So often, conversations regarding deep learning are focused entirely on software and programming — who can train deep learning models to perform X use case better than anyone else? But developments on the hardware side of the equation reveal that there is more to advancing artificial intelligence.
As conventional big data analytics emerged, the industry turned toward traditional CPU-based commodity hardware and distributed systems like Hadoop that could handle linear big data and analytics tasks. But now, with AI, this trend is swinging in another direction.
When deep learning, with its complex algorithms like convolutional neural networks, first started popping up, the chip world was unquestionably dominated by the Intel CPU. But the need for less linear, more complex analysis led a lot of data scientists to turn to the GPU, which were traditionally used for image-heavy computing like gaming, to handle deep learning tasks. NVIDIA became the clear front runner when it optimized its GPU for AI use cases, lessening the load on CPUs and driving up deep learning model performance.
The rise of the GPU for AI coincides with the type of data tasks we’re doing today. Data hasn’t just grown linearly, scaling only with the amount collected. Data is getting wide, with speech and image data creating complexity for already taxed processors. Add to that the need to train data, and processing times can go from minutes to hours on traditional CPU-based systems.

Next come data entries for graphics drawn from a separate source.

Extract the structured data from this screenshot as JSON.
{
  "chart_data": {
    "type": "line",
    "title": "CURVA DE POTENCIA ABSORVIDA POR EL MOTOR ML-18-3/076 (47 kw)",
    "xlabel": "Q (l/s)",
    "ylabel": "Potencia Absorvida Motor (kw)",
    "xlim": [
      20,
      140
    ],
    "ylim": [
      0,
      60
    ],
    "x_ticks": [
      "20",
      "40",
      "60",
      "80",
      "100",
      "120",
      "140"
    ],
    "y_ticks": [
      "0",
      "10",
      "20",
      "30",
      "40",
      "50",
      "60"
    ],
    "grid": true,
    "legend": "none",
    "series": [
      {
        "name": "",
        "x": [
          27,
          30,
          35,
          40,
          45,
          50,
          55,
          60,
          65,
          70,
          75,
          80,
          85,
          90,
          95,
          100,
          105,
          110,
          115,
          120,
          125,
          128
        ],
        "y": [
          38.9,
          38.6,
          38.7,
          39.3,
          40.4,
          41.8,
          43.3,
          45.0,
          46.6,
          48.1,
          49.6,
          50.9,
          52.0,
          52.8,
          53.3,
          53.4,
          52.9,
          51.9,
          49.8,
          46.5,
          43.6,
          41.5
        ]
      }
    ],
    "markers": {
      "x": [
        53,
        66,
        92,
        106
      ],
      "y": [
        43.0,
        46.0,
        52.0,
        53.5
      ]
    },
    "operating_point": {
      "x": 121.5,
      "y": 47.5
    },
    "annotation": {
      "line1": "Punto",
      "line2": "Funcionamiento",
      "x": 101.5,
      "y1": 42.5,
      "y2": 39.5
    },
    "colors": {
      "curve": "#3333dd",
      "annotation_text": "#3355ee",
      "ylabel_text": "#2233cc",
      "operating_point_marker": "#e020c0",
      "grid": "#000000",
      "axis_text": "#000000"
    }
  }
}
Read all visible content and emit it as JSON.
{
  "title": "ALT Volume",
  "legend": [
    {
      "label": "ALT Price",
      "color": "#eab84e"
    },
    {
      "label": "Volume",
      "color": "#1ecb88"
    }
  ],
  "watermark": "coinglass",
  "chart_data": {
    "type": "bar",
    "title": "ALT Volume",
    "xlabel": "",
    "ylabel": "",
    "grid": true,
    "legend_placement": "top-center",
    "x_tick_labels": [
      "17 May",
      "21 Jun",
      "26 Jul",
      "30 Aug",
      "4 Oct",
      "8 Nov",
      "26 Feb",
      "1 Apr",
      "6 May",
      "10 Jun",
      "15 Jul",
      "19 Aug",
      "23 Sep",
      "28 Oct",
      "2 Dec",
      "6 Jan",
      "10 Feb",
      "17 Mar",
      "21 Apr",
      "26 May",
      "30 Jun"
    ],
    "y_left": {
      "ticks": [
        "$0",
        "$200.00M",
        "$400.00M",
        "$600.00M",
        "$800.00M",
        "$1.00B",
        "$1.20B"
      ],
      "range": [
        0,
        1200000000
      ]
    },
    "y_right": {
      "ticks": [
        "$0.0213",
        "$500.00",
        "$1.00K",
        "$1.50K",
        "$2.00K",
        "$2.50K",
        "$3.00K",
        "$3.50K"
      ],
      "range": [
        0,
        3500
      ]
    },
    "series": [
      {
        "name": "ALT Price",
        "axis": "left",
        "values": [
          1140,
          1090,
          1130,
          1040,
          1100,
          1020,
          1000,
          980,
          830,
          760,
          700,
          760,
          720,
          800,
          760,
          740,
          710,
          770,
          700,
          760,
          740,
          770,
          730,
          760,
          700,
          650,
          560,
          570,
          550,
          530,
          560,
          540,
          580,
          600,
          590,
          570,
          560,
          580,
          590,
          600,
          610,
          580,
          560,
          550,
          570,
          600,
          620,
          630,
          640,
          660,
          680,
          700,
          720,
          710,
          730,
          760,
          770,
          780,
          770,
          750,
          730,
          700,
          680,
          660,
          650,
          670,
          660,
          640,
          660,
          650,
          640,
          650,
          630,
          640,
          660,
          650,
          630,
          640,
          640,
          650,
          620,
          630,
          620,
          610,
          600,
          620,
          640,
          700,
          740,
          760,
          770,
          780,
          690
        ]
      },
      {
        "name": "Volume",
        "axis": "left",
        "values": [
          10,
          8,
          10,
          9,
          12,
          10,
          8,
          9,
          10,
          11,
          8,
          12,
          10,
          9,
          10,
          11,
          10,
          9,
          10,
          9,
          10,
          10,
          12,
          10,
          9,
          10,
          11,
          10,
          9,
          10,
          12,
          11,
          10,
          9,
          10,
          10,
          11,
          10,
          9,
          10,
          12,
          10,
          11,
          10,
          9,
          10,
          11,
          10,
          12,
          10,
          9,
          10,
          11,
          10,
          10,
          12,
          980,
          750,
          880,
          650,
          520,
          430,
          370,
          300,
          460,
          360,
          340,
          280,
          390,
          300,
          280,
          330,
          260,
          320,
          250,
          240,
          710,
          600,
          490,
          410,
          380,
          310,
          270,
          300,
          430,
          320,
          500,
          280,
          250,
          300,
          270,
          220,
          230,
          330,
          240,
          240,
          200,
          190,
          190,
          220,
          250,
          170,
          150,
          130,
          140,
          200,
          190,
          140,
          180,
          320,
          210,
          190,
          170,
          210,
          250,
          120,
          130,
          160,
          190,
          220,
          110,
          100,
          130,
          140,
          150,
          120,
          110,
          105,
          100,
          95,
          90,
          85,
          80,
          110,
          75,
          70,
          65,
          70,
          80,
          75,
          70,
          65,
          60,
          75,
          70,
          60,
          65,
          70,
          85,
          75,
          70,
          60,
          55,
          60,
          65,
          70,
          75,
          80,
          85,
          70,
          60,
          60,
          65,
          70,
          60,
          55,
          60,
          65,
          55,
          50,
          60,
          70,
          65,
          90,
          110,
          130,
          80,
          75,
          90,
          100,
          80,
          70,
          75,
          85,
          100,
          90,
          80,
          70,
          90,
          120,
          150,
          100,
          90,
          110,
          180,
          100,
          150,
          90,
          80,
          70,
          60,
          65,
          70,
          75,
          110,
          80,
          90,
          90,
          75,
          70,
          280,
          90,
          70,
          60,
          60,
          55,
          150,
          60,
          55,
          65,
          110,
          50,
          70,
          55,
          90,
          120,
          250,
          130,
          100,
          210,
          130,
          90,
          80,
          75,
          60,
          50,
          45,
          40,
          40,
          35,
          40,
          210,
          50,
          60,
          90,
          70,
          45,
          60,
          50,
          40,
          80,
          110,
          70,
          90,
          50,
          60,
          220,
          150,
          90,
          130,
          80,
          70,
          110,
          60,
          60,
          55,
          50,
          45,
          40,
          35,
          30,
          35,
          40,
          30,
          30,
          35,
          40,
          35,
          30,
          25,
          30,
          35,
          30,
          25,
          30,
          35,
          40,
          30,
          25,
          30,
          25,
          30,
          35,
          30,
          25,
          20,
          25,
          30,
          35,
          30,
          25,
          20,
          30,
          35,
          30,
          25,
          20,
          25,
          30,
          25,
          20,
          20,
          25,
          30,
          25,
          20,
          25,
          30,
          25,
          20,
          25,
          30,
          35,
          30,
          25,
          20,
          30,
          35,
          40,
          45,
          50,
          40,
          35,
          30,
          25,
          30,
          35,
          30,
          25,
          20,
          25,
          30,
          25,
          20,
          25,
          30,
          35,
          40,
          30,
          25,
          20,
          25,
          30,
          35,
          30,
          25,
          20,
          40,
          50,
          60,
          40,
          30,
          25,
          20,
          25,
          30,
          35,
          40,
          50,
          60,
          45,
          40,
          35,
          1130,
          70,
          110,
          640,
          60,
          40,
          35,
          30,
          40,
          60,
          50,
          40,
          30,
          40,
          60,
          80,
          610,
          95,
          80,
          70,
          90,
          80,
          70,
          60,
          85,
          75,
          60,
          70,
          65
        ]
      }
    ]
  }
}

The analogy goes that CPUs are like a Ferrari, able to transport small slivers of linear data quickly between chip and memory. Meanwhile, deep learning, which uses wide data and performs highly intensive tasks, needs something like really fast dump trucks, transporting mass data from memory to chip without losing much of the speed.
GPUs are the processor of choice for deep learning today, but where are we going in the future? For one, GPUs are still advancing — when NVIDIA released the DGX-1 supercomputer last year, it offered 12 times the speed of its deep learning hardware and software from the year before. And released specs on the follow-up DGX-2’s release confirm that NVIDIA GPUs will continue to gain in processing power, while easily outpricing other boxes. Not to be left behind, Intel recently released its own Myriad X chip, made through its acquisition of Movidius. This GPU — branded as a VPU, or vision processing unit, aims to bring deep learning to the edge, with its lightweight design making it ideal for drones, robots, wearables and VR headsets.

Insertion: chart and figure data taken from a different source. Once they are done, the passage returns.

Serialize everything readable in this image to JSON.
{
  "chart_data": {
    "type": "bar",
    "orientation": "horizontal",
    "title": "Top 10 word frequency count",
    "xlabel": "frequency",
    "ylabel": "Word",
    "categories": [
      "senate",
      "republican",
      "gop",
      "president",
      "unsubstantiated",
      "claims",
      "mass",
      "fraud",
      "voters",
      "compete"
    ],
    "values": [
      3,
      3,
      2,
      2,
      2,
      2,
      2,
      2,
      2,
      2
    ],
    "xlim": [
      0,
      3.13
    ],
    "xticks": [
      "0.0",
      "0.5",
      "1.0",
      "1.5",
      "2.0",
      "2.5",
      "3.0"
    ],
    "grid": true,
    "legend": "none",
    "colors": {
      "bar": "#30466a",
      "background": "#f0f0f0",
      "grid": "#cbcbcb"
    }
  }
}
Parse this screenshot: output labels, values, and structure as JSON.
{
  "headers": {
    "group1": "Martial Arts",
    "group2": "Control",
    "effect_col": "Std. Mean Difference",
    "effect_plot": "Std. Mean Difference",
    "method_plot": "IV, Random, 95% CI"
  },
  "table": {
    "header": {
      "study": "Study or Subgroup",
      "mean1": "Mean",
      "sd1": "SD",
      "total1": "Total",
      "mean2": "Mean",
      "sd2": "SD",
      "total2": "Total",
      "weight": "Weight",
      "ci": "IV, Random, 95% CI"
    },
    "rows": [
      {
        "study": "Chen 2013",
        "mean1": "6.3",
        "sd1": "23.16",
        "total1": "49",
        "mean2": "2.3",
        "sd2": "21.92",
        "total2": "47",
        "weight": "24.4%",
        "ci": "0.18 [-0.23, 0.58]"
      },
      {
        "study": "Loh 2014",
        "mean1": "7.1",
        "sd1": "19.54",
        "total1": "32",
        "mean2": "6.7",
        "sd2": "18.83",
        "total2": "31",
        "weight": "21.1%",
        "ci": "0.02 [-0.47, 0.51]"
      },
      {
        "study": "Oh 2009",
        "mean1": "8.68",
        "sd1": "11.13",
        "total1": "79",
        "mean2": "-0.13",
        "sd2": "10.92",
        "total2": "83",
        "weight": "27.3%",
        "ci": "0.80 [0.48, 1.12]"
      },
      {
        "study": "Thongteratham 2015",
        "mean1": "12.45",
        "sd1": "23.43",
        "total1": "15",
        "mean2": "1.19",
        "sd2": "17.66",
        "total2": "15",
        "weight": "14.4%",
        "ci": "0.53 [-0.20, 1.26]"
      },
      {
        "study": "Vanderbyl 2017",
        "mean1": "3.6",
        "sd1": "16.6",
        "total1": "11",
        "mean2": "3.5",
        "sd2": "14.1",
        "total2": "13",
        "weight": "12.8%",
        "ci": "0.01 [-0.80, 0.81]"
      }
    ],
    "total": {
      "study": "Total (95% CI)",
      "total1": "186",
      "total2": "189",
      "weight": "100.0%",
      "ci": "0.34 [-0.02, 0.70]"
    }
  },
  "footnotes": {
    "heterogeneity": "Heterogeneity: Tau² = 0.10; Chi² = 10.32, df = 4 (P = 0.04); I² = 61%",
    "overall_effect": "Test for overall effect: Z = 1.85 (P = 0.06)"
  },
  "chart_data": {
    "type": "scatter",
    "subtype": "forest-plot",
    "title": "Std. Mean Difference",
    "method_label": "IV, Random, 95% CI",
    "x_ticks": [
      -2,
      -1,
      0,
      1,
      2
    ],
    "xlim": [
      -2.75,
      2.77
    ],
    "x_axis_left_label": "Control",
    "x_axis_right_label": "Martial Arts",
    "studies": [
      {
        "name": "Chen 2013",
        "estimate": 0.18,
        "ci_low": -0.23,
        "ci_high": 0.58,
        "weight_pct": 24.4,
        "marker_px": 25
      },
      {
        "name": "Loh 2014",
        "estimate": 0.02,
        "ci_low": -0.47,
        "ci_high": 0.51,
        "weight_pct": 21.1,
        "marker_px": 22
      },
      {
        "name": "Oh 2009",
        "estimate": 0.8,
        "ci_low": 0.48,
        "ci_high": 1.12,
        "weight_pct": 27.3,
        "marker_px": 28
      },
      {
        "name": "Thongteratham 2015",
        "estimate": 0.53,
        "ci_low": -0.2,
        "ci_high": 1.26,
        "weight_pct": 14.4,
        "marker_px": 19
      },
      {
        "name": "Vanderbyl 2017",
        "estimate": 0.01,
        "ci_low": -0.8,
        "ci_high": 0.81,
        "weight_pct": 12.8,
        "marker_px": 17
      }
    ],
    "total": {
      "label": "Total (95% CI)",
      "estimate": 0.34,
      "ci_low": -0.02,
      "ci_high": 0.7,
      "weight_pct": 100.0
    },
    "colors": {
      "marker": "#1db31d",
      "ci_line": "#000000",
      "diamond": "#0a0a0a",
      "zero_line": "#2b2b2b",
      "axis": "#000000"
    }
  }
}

But, the story of AI hardware doesn’t begin and end with general purpose GPUs like NVIDIA’s. There are two other types of chips that are gaining momentum. Field-programmable gate arrays (FPGAs), once useful for mostly in-situ, on-the-fly programming — and reprogramming — are also becoming desirable for companies that need to make fast, effective changes to deep learning applications. As deep learning training continues to grow in complexity and variety of use cases, it’s easy to see why these chips are becoming more popular. In fact, Microsoft recently announced that its Azure Cloud, and more specifically its so-called “Project Olympus” servers, will use Intel FPGAs to create a configurable cloud that can be flexibly provisioned to support a wide array of deep learning applications.
If FPGAs are about flexibility, ASICs are about specificity. Application-specific integrated circuits (ASICs) are designed to perform a single custom task — like voice recognition or Bitcoin mining — with unparalleled efficiency. These chips would be ideal for applications like determining what a self-driving car’s stereo vision is seeing and deciding if it needs to brake or steer away from an object. That chip will never need to perform another function, but it can perform its one task impeccably and at a great rate of speed. Google made waves on this front when it announced the Tensor Processing Unit (TPU), its own custom processing for deep learning. NVIDIA, not willing to be left behind in the general purposes GPU world, especially if use cases and market needs shift to applications-specific circuits, is working on its own ASIC for specialized deep learning uses that require stable, high-volume processing.
Regardless of which option businesses and engineers take, hardware and software integration is going to have to get very tight, efficient and high performing for deep learning applications of the future. For example, the most popular Deep Learning software package TensorFlow works easily with NVIDIA’s CUDA, a parallel computing library that is designed to be the interface between applications and GPUs, abstracting the difficult GPU programming away from application developers. Wide data is only going to continue to grow. Programmers are only going to get better at making deep learning algorithms. Programming languages are only going to become more refined. Software libraries are only going to continue to swell in volume. As such, hardware will have to continue to made astonishing advances. And this next generation of chips — offering both flexibility and specialization at more rapid speeds — shows promise that will unearth the true potential of deep learning.